Abstract
With the rise of machine learning in production, we need to talk about operational data science. The talk introduces a pragmatic method on how to measure the response quality of a recommendation service. To that end the definition of a successful response is introduced and guidelines how to capture the rate of successful responses are presented.
There are several changes that can happen during the serving phase of a model which negatively affect the quality of the algorithmic response. A few examples are:
• The model is updated and the new version is inferior to the previous one.
• The latest deployment of the stack that processes the request and serves the model contains a bug.
• Changes in the infrastructure lead to performance loss. An example in an e-commerce setting is switching to a different microservice to obtain article metadata used for filtering the recommendations.
• The input data changes. Typical reasons might be a client application that releases a bug (e.g., lowercasing a case sensitive identifier) or changes a feature in a way that affects the data distribution such as allowing all users to use the product cart instead of previously allowing it only for logged in users. If the change is not detected training data and serving data diverge.
Current monitoring solutions mostly focus on the completion of a request without errors and the request latency. That means the mentioned examples would be hard to detect despite the response quality being significantly degraded, sometimes permanently.
In addition to not being able to detect the mentioned changes, it can be argued that current monitoring practices are not sufficient to capture the performance of a recommender system or any other data driven service in a meaningful way. We might for instance have returned popular articles as a fallback in a case where personalized recommendations were requested. We should record that response as unsuccessful.

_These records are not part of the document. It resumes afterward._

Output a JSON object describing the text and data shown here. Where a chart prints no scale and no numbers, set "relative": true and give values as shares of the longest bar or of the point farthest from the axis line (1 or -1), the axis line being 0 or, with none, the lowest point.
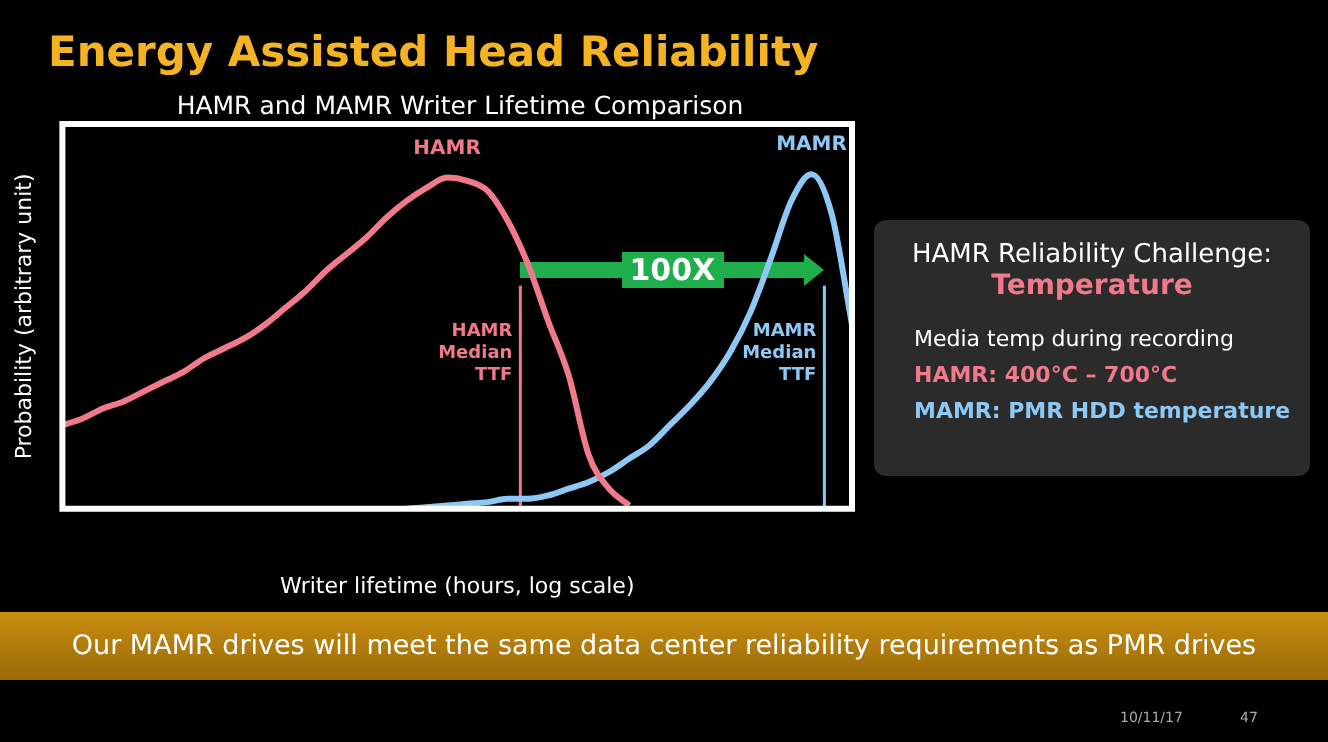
{
  "chart_data": {
    "type": "line",
    "relative": true,
    "title": "Energy Assisted Head Reliability",
    "subtitle": "HAMR and MAMR Writer Lifetime Comparison",
    "xlabel": "Writer lifetime (hours, log scale)",
    "ylabel": "Probability (arbitrary unit)",
    "categories": [
      null,
      null,
      null,
      null,
      null,
      null,
      null,
      null,
      null,
      null,
      null,
      null,
      null,
      null,
      null,
      null,
      null,
      null,
      null,
      null,
      null,
      null,
      null,
      null,
      null,
      null,
      null,
      null,
      null,
      null,
      null,
      null,
      null,
      null,
      null,
      null,
      null,
      null,
      null,
      null
    ],
    "series": [
      {
        "name": "HAMR",
        "color": "#f07a8a",
        "values": [
          0.25,
          0.27,
          0.3,
          0.32,
          0.35,
          0.38,
          0.41,
          0.45,
          0.48,
          0.51,
          0.55,
          0.6,
          0.65,
          0.71,
          0.76,
          0.81,
          0.87,
          0.92,
          0.96,
          0.99,
          0.98,
          0.95,
          0.86,
          0.73,
          0.56,
          0.4,
          0.16,
          0.06,
          0.01,
          null,
          null,
          null,
          null,
          null,
          null,
          null,
          null,
          null,
          null,
          null
        ]
      },
      {
        "name": "MAMR",
        "color": "#8ec8f5",
        "values": [
          null,
          null,
          null,
          null,
          null,
          null,
          null,
          null,
          null,
          null,
          null,
          null,
          null,
          null,
          null,
          null,
          null,
          0,
          0.005,
          0.01,
          0.015,
          0.02,
          0.03,
          0.03,
          0.04,
          0.06,
          0.08,
          0.11,
          0.15,
          0.19,
          0.25,
          0.31,
          0.38,
          0.47,
          0.59,
          0.75,
          0.92,
          1,
          0.88,
          0.55
        ]
      }
    ],
    "annotations": [
      "100X",
      "HAMR Reliability Challenge:",
      "Temperature",
      "Media temp during recording",
      "HAMR:  400°C – 700°C",
      "MAMR:  PMR HDD temperature",
      "Our MAMR drives will meet the same data center reliability requirements as PMR drives",
      "10/11/17",
      "47",
      "HAMR\nMedian\nTTF",
      "MAMR\nMedian\nTTF"
    ],
    "legend": false,
    "grid": false,
    "marker": "none",
    "line_style": "solid"
  }
}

A new paradigm for measuring response quality should fulfil the following criteria:
• comparable across models
• simple and understandable metrics
• measurements are collected in real time
• allows for actionable alerting on problems
The response quality is defined as an approximation of how well the response fits the defined business and modelling case. The goal is to bridge the gap between metrics used during model learning and technical monitoring metrics. Ideally we would like to obtain Service Level Objectives (SLO)[1] that contain this quality aspect and can be discussed with the different client applications based on the business cases, e.g., "85% of the order confirmation emails contain personalized recommendations based on the purchase."
A case study will illustrate how algorithmic monitoring was introduced in the recommendation team at Zalando. Zalando is one of Europe's largest fashion retailers and multiple recommendation algorithms serve many online and offline use cases. You will see several examples of how the monitoring helped to identify bugs or diagnose quality problems.